You can just not report the 1099-Q, at all, if your student-beneficiary has sufficient educational expenses, including room & board (even if he lives at home) to cover the distribution. When the box 1 amount on form 1099-Q is fully covered by expenses, TurboTax will enter nothing about the 1099-Q on the actual tax forms. But, it will prepare a 1099-Q worksheet for your records. You would still have to do the math (you've done that) to see if there were enough expenses left over for you to claim the tuition credit.
References:
- On form 1099-Q, instructions to the recipient reads: "Nontaxable distributions from CESAs and QTPs are not required to be reported on your income tax return. You must determine the taxability of any distribution."

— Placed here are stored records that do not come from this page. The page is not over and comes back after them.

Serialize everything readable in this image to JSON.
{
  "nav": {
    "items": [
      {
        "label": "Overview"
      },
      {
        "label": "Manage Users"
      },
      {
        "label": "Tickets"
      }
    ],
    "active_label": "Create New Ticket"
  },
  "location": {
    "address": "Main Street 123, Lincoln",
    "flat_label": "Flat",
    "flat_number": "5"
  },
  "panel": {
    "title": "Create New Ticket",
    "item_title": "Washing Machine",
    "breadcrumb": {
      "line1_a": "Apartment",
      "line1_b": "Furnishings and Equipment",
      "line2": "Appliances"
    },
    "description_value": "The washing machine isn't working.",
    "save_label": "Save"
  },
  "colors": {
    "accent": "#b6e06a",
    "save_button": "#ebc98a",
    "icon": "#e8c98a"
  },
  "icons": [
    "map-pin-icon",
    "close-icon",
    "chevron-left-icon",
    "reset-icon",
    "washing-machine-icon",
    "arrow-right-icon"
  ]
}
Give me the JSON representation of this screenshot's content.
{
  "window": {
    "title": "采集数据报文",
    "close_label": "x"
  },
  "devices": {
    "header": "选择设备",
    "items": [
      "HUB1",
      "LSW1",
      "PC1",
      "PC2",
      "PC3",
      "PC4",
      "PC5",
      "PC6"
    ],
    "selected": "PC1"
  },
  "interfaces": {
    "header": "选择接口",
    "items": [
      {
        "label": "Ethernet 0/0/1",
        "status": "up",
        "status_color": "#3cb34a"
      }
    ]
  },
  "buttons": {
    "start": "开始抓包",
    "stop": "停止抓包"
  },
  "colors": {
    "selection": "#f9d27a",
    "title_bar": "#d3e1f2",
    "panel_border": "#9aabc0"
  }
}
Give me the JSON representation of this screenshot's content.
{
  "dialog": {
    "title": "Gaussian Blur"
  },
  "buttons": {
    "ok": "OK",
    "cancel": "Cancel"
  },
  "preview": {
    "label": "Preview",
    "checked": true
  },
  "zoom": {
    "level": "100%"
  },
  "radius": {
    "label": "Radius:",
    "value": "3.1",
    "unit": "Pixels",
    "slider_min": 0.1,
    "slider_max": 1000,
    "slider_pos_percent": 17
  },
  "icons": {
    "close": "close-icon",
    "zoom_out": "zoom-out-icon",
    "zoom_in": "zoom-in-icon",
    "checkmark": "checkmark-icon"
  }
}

- IRS Pub 970 states: “Generally, distributions are tax free if they aren't more than the beneficiary's AQEE for the year. Don't report tax-free distributions (including qualifying rollovers) on your tax return”.
To claim the AOTC, you simply enter her 1098-T on your return. To keep it simple, enter the 1098-T with $4000 in box 1 and box 5 blank. What you enter, in TT, is not sent to the IRS. It's just used to do the calculations.
Theoretically, TurboTax can handle the entering of all the info you have and come to the right answers. But, it can get messy.